離婚前提策略婚。【改訂版】

龍成のプライド

「息子の神田龍成です。これから勉強していくので、皆さんよろしくお願いします」

「よろしくお願いします」


何度目かわからない部署巡り。

麻友ちゃんの後をついて行きながら、慣れない爽やかを全面に出した笑顔のせいで顔がひきつりそうになる。


拷問のような資料の山は意外とすんなり頭に入った。


さすが俺。
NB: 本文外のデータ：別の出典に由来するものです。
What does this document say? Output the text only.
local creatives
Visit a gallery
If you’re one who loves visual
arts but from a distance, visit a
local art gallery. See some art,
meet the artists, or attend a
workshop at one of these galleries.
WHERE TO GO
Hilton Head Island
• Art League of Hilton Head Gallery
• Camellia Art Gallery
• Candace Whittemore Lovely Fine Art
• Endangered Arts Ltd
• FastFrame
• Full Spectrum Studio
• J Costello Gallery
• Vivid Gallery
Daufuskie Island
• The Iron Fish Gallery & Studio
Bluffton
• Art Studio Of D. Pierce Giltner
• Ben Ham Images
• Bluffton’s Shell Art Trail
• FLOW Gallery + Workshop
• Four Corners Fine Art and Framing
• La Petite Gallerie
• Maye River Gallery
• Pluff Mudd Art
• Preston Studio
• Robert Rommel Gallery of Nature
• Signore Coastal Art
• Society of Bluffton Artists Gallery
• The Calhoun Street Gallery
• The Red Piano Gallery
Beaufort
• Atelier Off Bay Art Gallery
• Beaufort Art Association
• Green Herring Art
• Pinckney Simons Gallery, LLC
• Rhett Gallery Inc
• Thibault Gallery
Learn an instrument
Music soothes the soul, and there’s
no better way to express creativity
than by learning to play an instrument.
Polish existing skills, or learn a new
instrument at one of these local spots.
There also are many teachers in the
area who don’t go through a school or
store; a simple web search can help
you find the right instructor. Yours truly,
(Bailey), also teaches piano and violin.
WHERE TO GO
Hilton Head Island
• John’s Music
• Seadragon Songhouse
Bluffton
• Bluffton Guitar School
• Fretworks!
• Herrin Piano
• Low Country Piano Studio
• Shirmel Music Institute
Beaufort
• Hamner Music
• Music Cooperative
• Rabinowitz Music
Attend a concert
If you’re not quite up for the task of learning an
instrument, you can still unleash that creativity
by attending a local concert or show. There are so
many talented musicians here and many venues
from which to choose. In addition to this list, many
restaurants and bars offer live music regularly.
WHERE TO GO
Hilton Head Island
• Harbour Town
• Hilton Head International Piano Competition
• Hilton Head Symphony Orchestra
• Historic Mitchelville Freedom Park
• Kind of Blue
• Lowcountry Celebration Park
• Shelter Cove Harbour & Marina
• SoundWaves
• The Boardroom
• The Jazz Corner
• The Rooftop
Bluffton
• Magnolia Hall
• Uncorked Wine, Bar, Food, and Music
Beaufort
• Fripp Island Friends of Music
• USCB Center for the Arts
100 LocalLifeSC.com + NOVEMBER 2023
見た目だけじゃなく中身まで完璧。

なんて自己陶酔しながら半分程読んだところで、麻友ちゃんが戻ってきた。


時間がないから先に挨拶まわりだって、初日からこれじゃもう来る気無くすわ。

麻友ちゃんとあいつの親父の監視に明日も来るつもりでいたのに。


「こんなん社内放送のテレビかなんかで充分だろ。なんでこっちから出向かなきゃならねぇんだよ」

「初めが肝心なの。この方が好感度が上がるし、皆にすぐ顔を覚えてもらえるじゃない」


好感度って。


「そんなんする必要あるのかよ」

「当たり前でしょう!だからしてるの。少しでも味方を多くしておかないと」


おい麻友ちゃん。不用心な発言は気をつけろよ。それだと敵がいるのがバレバレだっての。